This story originally appeared in The Window in print Spring ’16 issue, accompanied by photos from Juergen Teller’s Spring ’16 print campaign for Barneys New York.
It’s 85 degrees in Miami. Seventy-seven thousand people have descended on the city for Art Basel Miami Beach. The streets are swarming with art lovers, industry vets, and hung-over young people looking for the next party. At the Rubell Family Collection, there’s an unusual nexus of activity: As part of an interactive performance designed by Jennifer Rubell, a woman and a man, elevated on a platform, slice, butter, and pass out bread to gallery-goers throughout the day. By 9 A.M., hundreds of people have already lined up to collect their slice. The piece is called Devotion—and, at the center of it, for a few moments at least, wedged between the human automatons and a mountainous pile of butter is, improbably, 23-year-old supermodel Karlie Kloss. At well above six feet in heels and swathed in sculptural cashmere, Kloss could very well be a part of the artwork. In fact, she’s only in town for a few hours to be photographed in and around the fair by legendary photographer Juergen Teller for the Barneys Spring 2016 campaign.
“[The experience] was pretty surreal,” says Kloss with a laugh when I catch up with her back in New York. It was also fairly chaotic. “We were driving in a van around the city, which was very crowded because of the fair, running out to do shots, with me changing in the back,” explains Kloss, who, for the record, sounds delighted by the melee. At one point, remembers Kloss, she and Teller ran out to the beach to shoot alongside muscled men. Later, she found herself lounging in a wheelbarrow on an active construction site. “It was definitely one of those moments where I go, ‘I can’t believe this is my job!’ ” trills Kloss.
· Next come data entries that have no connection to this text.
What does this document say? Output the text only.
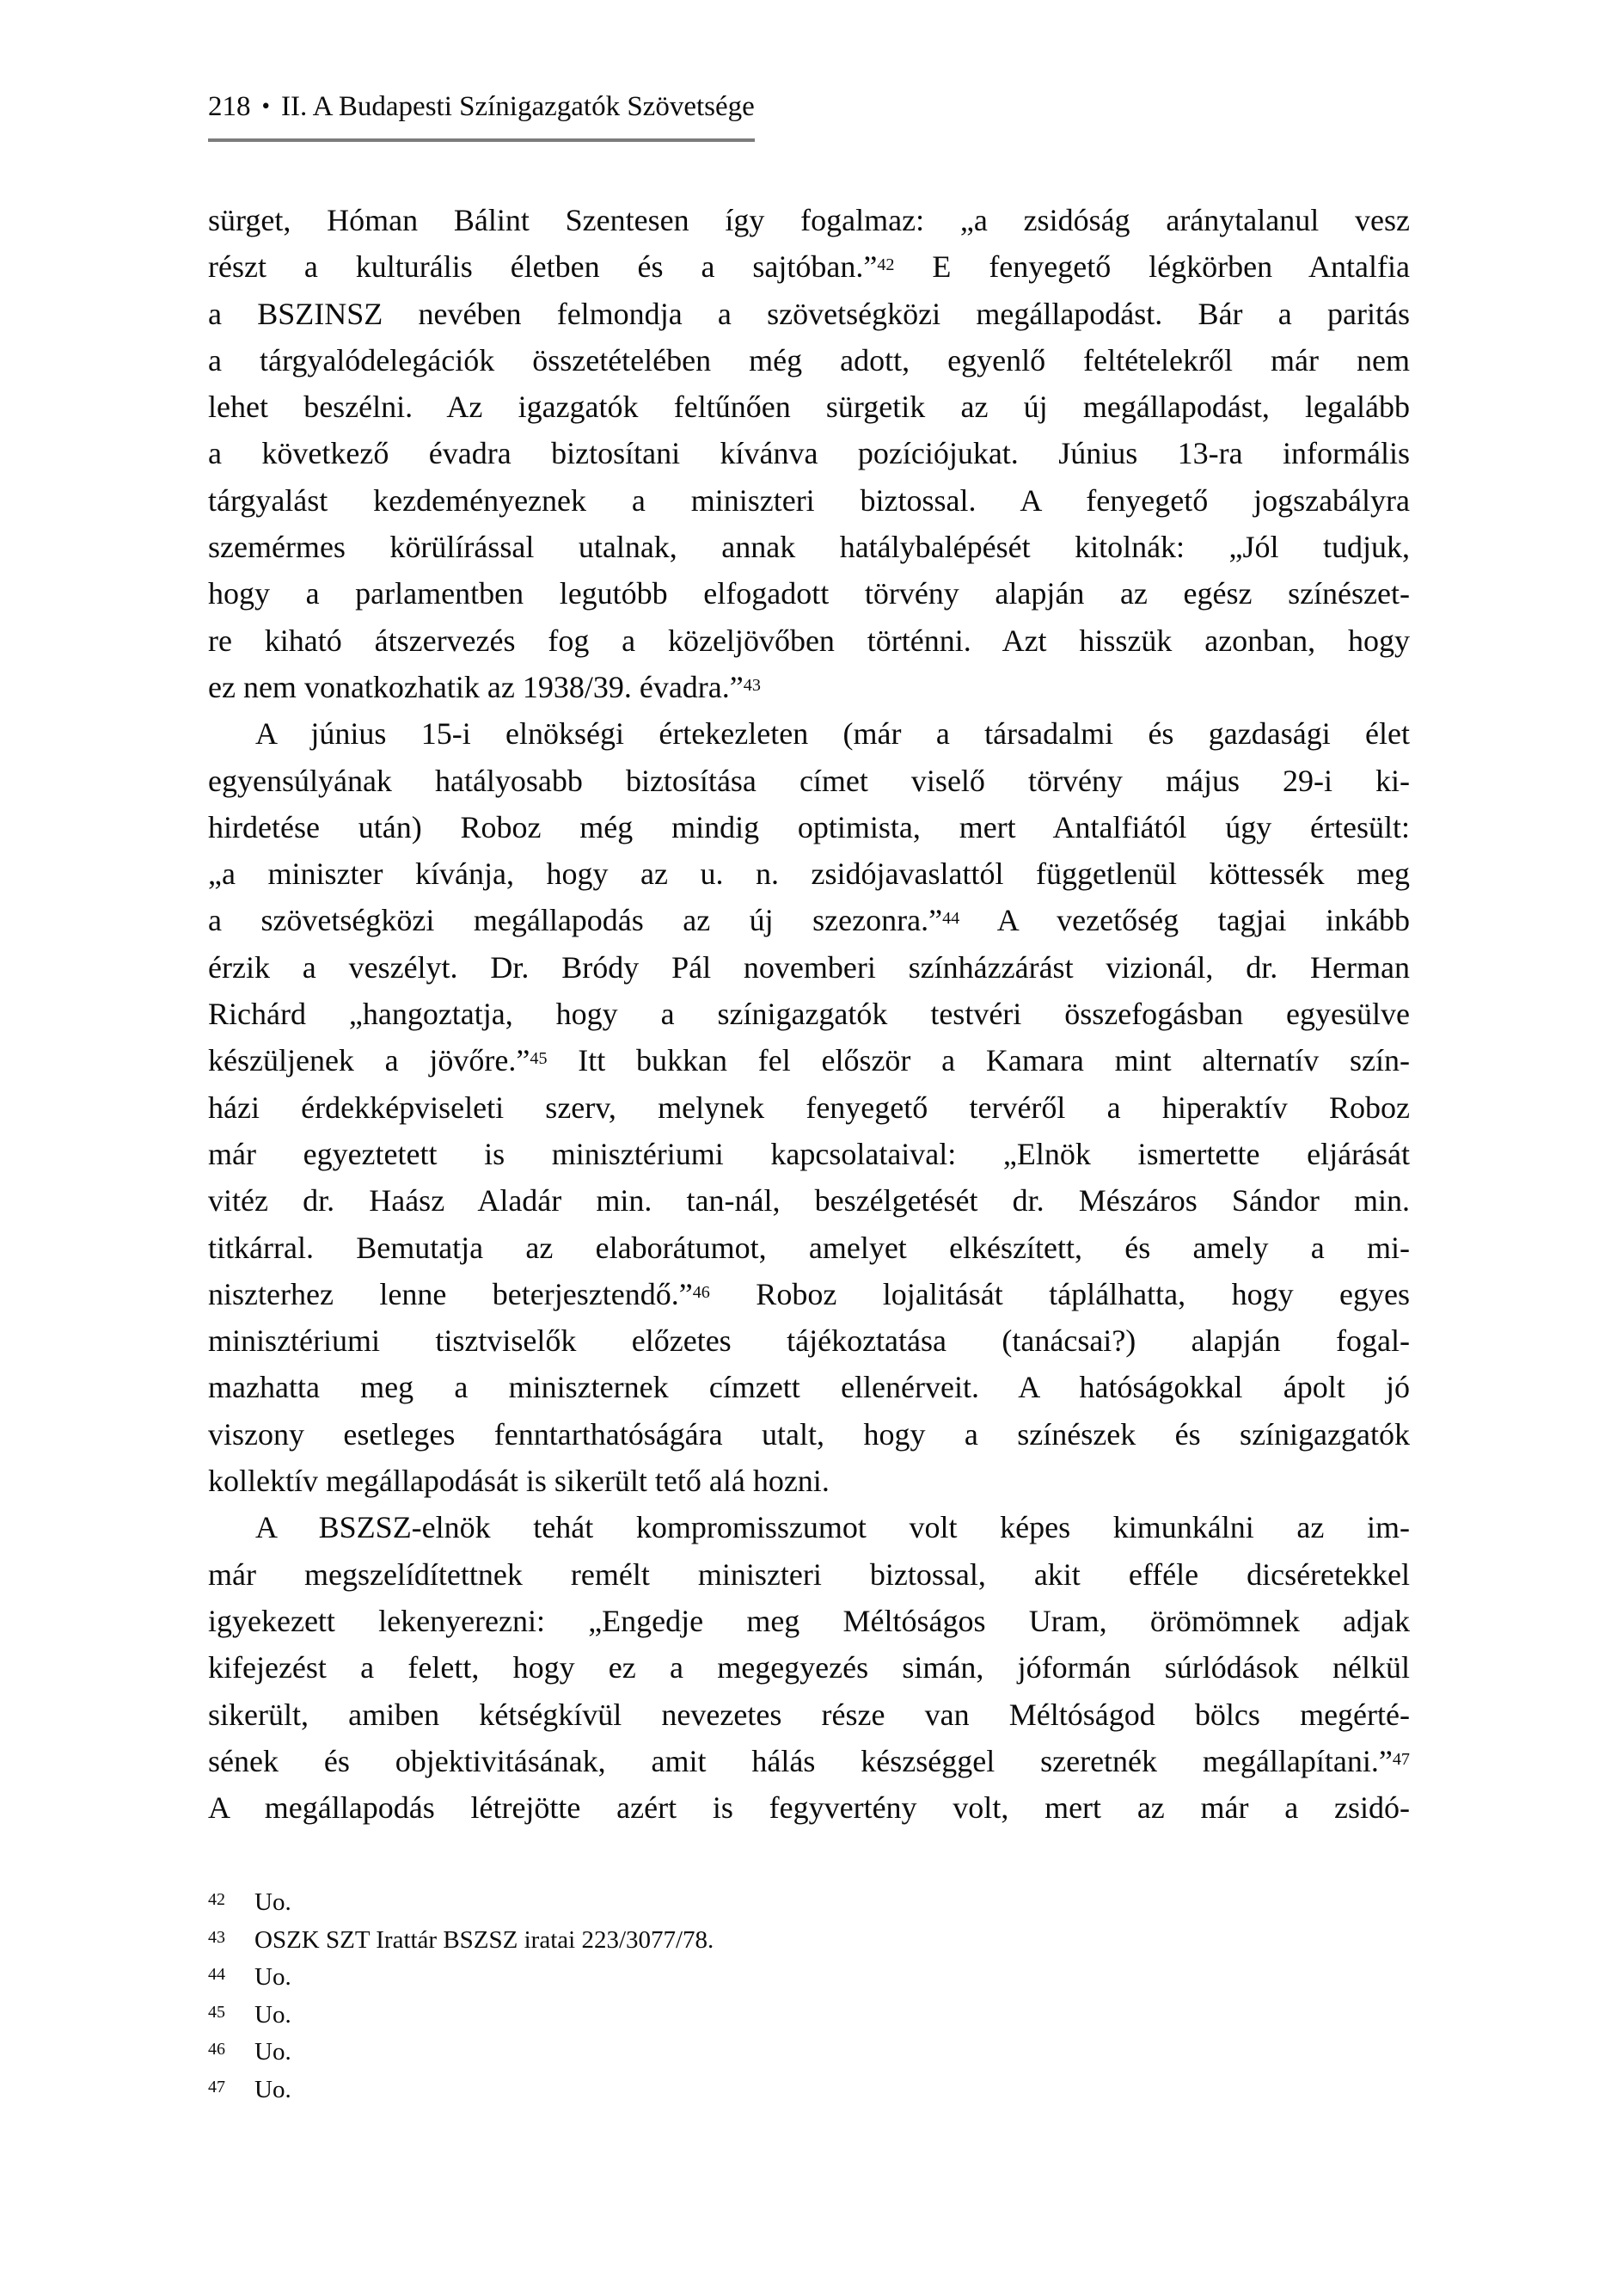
218 • II. A Budapesti Színigazgatók Szövetsége
sürget, Hóman Bálint Szentesen így fogalmaz: „a zsidóság aránytalanul vesz
részt a kulturális életben és a sajtóban.”$^{42}$ E fenyegető légkörben Antalfia
a BSZINSZ nevében felmondja a szövetségközi megállapodást. Bár a paritás
a tárgyalódelegációk összetételében még adott, egyenlő feltételekről már nem
lehet beszélni. Az igazgatók feltűnően sürgetik az új megállapodást, legalább
a következő évadra biztosítani kívánva pozíciójukat. Június 13-ra informális
tárgyalást kezdeményeznek a miniszteri biztossal. A fenyegető jogszabályra
szemérmes körülírással utalnak, annak hatálybalépését kitolnák: „Jól tudjuk,
hogy a parlamentben legutóbb elfogadott törvény alapján az egész színészet-
re kiható átszervezés fog a közeljövőben történni. Azt hisszük azonban, hogy
ez nem vonatkozhatik az 1938/39. évadra.”$^{43}$
A június 15-i elnökségi értekezleten (már a társadalmi és gazdasági élet
egyensúlyának hatályosabb biztosítása címet viselő törvény május 29-i ki-
hirdetése után) Roboz még mindig optimista, mert Antalfiától úgy értesült:
„a miniszter kívánja, hogy az u. n. zsidójavaslattól függetlenül köttessék meg
a szövetségközi megállapodás az új szezonra.”$^{44}$ A vezetőség tagjai inkább
érzik a veszélyt. Dr. Bródy Pál novemberi színházzárást vizionál, dr. Herman
Richárd „hangoztatja, hogy a színigazgatók testvéri összefogásban egyesülve
készüljenek a jövőre.”$^{45}$ Itt bukkan fel először a Kamara mint alternatív szín-
házi érdekképviseleti szerv, melynek fenyegető tervéről a hiperaktív Roboz
már egyeztetett is minisztériumi kapcsolataival: „Elnök ismertette eljárását
vitéz dr. Haász Aladár min. tan-nál, beszélgetését dr. Mészáros Sándor min.
titkárral. Bemutatja az elaborátumot, amelyet elkészített, és amely a mi-
niszterhez lenne beterjesztendő.”$^{46}$ Roboz lojalitását táplálhatta, hogy egyes
minisztériumi tisztviselők előzetes tájékoztatása (tanácsai?) alapján fogal-
mazhatta meg a miniszternek címzett ellenérveit. A hatóságokkal ápolt jó
viszony esetleges fenntarthatóságára utalt, hogy a színészek és színigazgatók
kollektív megállapodását is sikerült tető alá hozni.
A BSZSZ-elnök tehát kompromisszumot volt képes kimunkálni az im-
már megszelídítettnek remélt miniszteri biztossal, akit efféle dicséretekkel
igyekezett lekenyerezni: „Engedje meg Méltóságos Uram, örömömnek adjak
kifejezést a felett, hogy ez a megegyezés simán, jóformán súrlódások nélkül
sikerült, amiben kétségkívül nevezetes része van Méltóságod bölcs megérté-
sének és objektivitásának, amit hálás készséggel szeretnék megállapítani.”$^{47}$
A megállapodás létrejötte azért is fegyvertény volt, mert az már a zsidó-
42	Uo.
43	OSZK SZT Irattár BSZSZ iratai 223/3077/78.
44	Uo.
45	Uo.
46	Uo.
47	Uo.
Teller, for his part, immediately knew she was the right model for the gig. “I was like, Karlie would be perfect,’” he says. “An American sporty supermodel—that was the key for this because Miami is a muscled, sport environment.”
The two first met back in 2008, “which, in fashion years, is a lifetime ago,” says Kloss. It was on the set of her first major campaign, for Marc Jacobs’ Lola perfume. She was only 15 years old at the time, and her aunt had flown with her to London as her chaperone. “She told me she hadn’t even kissed a boy yet!” remembers Teller fondly. Despite her naïveté, however, Kloss knew the shoot would be a game-changer for her career. “I was very much new to the industry,” recalls Kloss. “But, even then, I knew what a privilege it was to be shot by him. I had done my fashion homework. I knew he was an icon.”
Since then, Kloss has become something of an icon herself. Besides her status as an A-list model, Kloss’ extracurriculars include membership in Taylor Swift’s #girlgang, a successful line of gluten-free cookies with Momofuku, and a role as a tech advocate (she recently launched Kode With Klossy, a scholarship for girls who want to learn to code).
Kloss, now a bona fide supermodel, and Teller run into each other at “dinners and cities around the world.” Teller remembers seeing her at a dinner party in Madrid and being blown away by how much she’d grown up. “She filled the room and had a really great presence and aura around her,” he says. “She was basically super-elegant, friendly, positive, and open.”
Despite their mutual admiration, the pair hasn’t worked together since that first shoot in 2008—until now. Art Basel Miami Beach, an aesthetic explosion that gives new meaning to the phrase sensory overload, provided a fitting backdrop for their reunion. “The shoot was right at the center point of where fashion and art overlap,” says Kloss. “Juergen lives in that center point every day.”
“I still consider it such an honor to be shot by him,” Kloss continues. “I admire him so much as an artist and as a person. He is so healthy and has so much energy. That day in Miami, he ran circles around the crew and me—and he had already run a few miles before we started at 5:40 in the morning.”
Incidentally, that’s not all she admires: “I wish I had his legs!”